The 36-year-old former Mayo hurler was shot dead during a domestic abuse callout to a house near Omeath village in Louth last Sunday.

"The pain is real for his heartbroken wife, Nicola, the adored dad of Lucy, Alex and Andrew, parents Breege and David, brothers David, Kenneth, Patrick and Seán and his sister Mary," Fr Pádraig Keenan, parish priest of Haggardstown and Blackrock, said at the funeral Mass.
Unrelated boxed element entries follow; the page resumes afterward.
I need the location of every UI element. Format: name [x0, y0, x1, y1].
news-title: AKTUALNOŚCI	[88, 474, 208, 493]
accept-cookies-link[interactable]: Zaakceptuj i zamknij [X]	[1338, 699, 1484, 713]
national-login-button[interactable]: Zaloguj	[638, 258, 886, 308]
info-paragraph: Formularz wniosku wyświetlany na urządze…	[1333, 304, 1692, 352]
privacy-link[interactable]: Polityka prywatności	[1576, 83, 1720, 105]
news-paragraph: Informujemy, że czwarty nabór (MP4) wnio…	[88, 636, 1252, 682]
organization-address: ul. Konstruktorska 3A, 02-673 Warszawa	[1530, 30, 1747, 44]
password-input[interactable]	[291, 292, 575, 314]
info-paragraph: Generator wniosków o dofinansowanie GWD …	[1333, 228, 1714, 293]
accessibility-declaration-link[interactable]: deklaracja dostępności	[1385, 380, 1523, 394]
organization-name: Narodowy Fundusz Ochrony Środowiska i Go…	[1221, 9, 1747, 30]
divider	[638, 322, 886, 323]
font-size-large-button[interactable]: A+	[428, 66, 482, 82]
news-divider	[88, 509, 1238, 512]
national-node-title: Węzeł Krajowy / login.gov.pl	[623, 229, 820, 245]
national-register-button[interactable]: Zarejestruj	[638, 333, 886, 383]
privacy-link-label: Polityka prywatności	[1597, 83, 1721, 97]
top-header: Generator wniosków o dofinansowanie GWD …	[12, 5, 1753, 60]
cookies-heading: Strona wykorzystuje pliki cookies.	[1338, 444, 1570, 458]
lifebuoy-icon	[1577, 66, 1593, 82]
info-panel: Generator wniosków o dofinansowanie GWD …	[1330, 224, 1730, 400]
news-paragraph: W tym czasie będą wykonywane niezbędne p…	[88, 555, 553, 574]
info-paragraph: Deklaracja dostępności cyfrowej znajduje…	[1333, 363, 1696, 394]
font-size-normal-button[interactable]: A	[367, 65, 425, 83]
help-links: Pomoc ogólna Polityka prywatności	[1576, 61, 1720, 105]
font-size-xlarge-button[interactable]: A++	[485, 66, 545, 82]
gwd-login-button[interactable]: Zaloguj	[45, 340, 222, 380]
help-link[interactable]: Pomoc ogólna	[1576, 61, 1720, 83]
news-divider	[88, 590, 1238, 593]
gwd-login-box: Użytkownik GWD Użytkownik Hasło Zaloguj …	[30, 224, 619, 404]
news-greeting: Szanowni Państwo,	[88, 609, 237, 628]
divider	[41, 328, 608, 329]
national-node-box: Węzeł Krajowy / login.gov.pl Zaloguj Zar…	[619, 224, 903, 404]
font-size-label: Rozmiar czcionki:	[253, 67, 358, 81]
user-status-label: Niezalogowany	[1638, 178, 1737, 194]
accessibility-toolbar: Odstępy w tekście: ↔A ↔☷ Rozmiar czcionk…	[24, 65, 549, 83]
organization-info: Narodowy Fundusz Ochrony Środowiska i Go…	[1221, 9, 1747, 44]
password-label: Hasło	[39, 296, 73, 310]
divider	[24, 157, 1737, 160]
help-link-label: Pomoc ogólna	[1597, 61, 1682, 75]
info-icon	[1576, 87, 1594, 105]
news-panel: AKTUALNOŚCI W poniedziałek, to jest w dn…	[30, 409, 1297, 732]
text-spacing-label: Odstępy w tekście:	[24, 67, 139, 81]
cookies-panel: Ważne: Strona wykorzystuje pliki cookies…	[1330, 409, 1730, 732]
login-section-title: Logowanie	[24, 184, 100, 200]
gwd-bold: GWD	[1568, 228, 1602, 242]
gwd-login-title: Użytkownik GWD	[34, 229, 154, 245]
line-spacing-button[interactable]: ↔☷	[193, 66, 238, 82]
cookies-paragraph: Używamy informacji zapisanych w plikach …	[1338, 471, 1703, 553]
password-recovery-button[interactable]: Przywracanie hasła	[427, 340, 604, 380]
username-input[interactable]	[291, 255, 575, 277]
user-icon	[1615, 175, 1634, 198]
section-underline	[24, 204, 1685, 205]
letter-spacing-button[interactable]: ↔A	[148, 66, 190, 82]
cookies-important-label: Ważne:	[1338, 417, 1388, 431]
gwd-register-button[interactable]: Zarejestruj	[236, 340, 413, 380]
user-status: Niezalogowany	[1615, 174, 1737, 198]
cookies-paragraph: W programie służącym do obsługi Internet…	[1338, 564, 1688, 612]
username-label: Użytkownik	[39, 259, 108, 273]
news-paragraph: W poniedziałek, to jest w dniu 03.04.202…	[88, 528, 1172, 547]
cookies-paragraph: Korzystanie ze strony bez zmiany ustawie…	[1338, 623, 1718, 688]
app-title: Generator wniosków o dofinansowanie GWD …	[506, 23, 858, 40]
He told the 300-strong invited congregation crammed into the tiny church for the service broadcast live to the thousands in the streets that “Tony quietly let his light shine in so many ways” through his life in “a very humble” way. “Amidst our sadness may we be thankful for the charisma of his beautiful but too short life.”

Representatives from all arms of the State were present. Dignitaries included President Michael D Higgins and wife Sabina, Taoiseach Enda Kenny, Tánaiste Joan Burton, Minister for Justice Frances Fitzgerald, almost every senior Garda officer, including Garda Commissioner Nóirín O'Sullivan, and senior personnel from the Defence Forces, the Customs Service and a PSNI group led by Chief Constable George Hamilton.

Outside, many of the dead man’s colleagues wept, especially as the Garda choir sang.